Sunday, June 17, 2007

Ideas concerning Platonism

Currently reading: Henry of Ghent: Metaphysics and the Trinity by Juan Carlos Flores

I heard an argument the other day which has me considering Platonism (see paper at http://dingo.sbs.arizona.edu/~thorgan/papers/Conceptual.Relativity.htm). The argument itself, as I heard it, goes somewhat like this: there are times when two people are arguing, and there is both a sense in which they disagree (they aren't just talking past each other), and yet regarded within their own conceptual schemes, they are both right. A couple examples are in order. The first example, given in the paper I read, would be that of Carnap and the Polish logician. There are three books on the table, and so Carnap says that there are three objects while the Polish logician says that there are seven (the three books, plus all mereological sums; every set of two books, and the set of all three). There is a sense in which "object" in context dependent, but at the same time they are disagreeing. Another example given to me by the friend who is currently championing this view is that of a libertarian and a compatibilist regarding the good. Given the different accounts of the will, what it is to be good is different on the two accounts (if nothing else, the libertarian charges the compatibilist with reducing morality to aesthetics, and the compatibilist charges the libertarian with grounding morality on randomness). But if libertarian L and compatibilist C both say "x is good", then they could both be correct even though their theoretical notions of the good are contrary.

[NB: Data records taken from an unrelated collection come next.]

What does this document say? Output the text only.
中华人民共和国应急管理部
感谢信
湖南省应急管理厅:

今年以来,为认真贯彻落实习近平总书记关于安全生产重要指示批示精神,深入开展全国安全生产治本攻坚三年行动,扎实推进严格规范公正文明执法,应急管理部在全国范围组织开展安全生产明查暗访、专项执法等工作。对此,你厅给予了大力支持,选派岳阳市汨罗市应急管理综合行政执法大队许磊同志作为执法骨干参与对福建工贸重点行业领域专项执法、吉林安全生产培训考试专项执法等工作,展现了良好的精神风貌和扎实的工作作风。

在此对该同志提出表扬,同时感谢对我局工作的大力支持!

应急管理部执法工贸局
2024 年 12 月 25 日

That's mainly as far as the paper itself goes, arguing that there is this weak inconsistency in thought which can be explained through an indirect correspondence theory of truth. I personally like to think of it as thinking about what we're talking about more than what words we are saying; metaphysics is not merely formal logic. At any rate, however, here are my thoughts on the issue. The inconsistency only comes up if we are descriptivists; that is, we say that the meaning of a word is settled through a description of it. But, if we set that aside, then the inconsistencies in arguement disappear. In particular, what I am thinking about is a reference theory of language; "good" can be used truthfully by L and C because it is primarily a reference, with theoretical descriptions coming afterward. Now, the question is, what is it referencing? I wonder to what extent it can be purely phenomena, given the different phenomena that different people would use. Even if we all have given moral role models, L & C could be referencing the behavior and so on of different role models. Zagzebski in some essay somewhere writes that in the Christian case, Jesus could be the referent of sorts; while I find this idea compelling, I would like to see some more done on how even a non-Christian and a Christian could both be right in calling something "good." Similarity between referents, maybe, with Jesus as the supreme referent which most accurately describes the notion? But then we need something to adjudicate between the referents to tell which ones are more the given attribute, and we couldn't do this without some sort of notion of the attribute in question in the first place. There are other options available, but I (on an intuitive, not logical level) think that they all come down to the matter of providing some sort of unity behind diverse concepts. It is leading me to rethink something along the lines of Platonic Ideas. For the moment, at any rate.